Mais d’autres, moins chanceux ou moins talentueux, s’y sont cassé les dents. Qui se souvient de Bambino de Dalida (version française de la chanson napolitaine Guaglione d’Aurelio Fierro créée en 1956) reprise par Plastic Bertrand ? D’Under the bridge des Red Hot Chili Peppers par All Saints ? De Smells Like Teen Spirit de Nirvana par Take That ? De One Way or Another de Blondie par One Direction ? Ou encore de L’opportuniste de Jacques Dutronc par Indochine ?
Les reines et rois de la reprise en France
Pourtant, plus que jamais encouragés par les programmes de télévision comme Taratata, The Voice ou Star Academy les artistes français continuent de s’adonner à l’exercice périlleux, parfois avec juste ce qu’il faut de fantaisie et de recul, comme Clara Luciani, Voyou ou Arthur Teboul, passés maîtres en la matière !
Clara Luciani
En 2018, Clara Luciani traduit The English Riviera (2011) de Metronomy et en fait un des singles phares de son premier album Sainte-Victoire (2018). Depuis, celle qui a commencé sa carrière au sein du groupe La Femme n’a cessé de faire des reprises.

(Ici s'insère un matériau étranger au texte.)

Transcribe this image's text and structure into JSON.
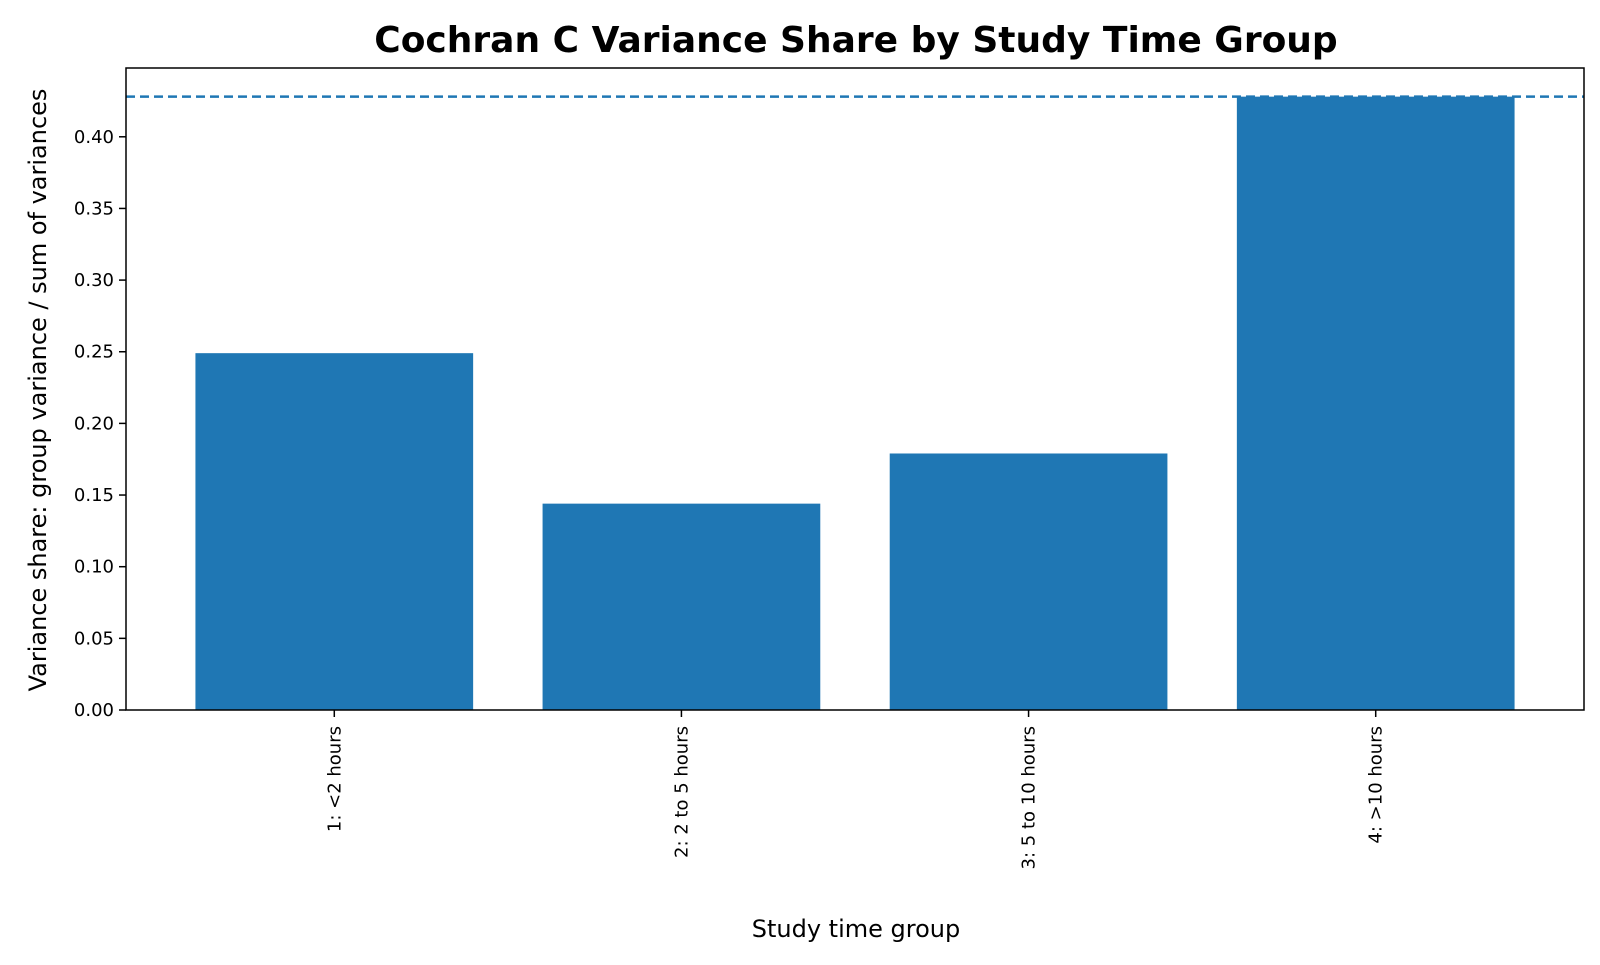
{
  "chart_data": {
    "type": "bar",
    "title": "Cochran C Variance Share by Study Time Group",
    "xlabel": "Study time group",
    "ylabel": "Variance share: group variance / sum of variances",
    "categories": [
      "1: <2 hours",
      "2: 2 to 5 hours",
      "3: 5 to 10 hours",
      "4: >10 hours"
    ],
    "values": [
      0.249,
      0.144,
      0.179,
      0.428
    ],
    "ylim": [
      0,
      0.448
    ],
    "yticks": [
      "0.00",
      "0.05",
      "0.10",
      "0.15",
      "0.20",
      "0.25",
      "0.30",
      "0.35",
      "0.40"
    ],
    "reference_line": {
      "value": 0.428,
      "style": "dashed"
    },
    "bar_color": "#1f77b4",
    "line_color": "#1f77b4",
    "grid": false,
    "legend": "none"
  }
}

Ont suivi La chanson de Delphine issu des Demoiselles de Rochefort avec Vladimir Cauchemar, Chanson pour ma vieille de Guy Béart sur l’album hommage De Béart à Béart(s), La fille du Père Noël de Jacques Dutronc et, en ce moment, sur les scènes de sa tournée, The Winner Takes it all d’ABBA, en français, devant un public toujours conquis !
Voyou
Après son deuxième album Les royaumes minuscules (2023) et son duo très remarqué sur Le bal avec Vanessa Paradis, Voyou s’est penché sur le répertoire d’Henri Salvador et a ainsi donné naissance à Henri Salvador est un Voyou (2025). Pour ce faire, Thibaud Vanhooland (dans le civil) a retravaillé à sa sauce ses chansons, en jouant sur le tempo, les harmonies et la signature rythmique, ou en y ajoutant parfois de nouveaux thèmes mélodiques.
Ainsi, le Lillois de 36 ans remet en lumière des chefs-d’œuvre comme Une chanson douce ou Syracuse, mais aussi quelques morceaux restés confidentiels qui témoignent de l’étendue remarquable de la palette créative du crooner.
Arthur Teboul, leader du groupe Feu! Chatterton
En 2024, le poète du rock français Arthur Teboul, leader du groupe Feu! Chatterton, croise la route du virtuose du jazz Baptiste Trotignon. Un choc artistique ! Comme une évidence, les deux musiciens se mettent à travailler ensemble sur le projet d’un album baptisé tout simplement et à juste titre Piano voix.
Le duo reprend avec poigne des standards de la chanson française signés Serge Gainsbourg, Jacques Higelin, Barbara, Jacques Brel, Georges Brassens ou Brigitte Fontaine, mais aussi quelques tubes britanniques de Radiohead ou de John Lennon. Il fallait oser ! Pari gagné.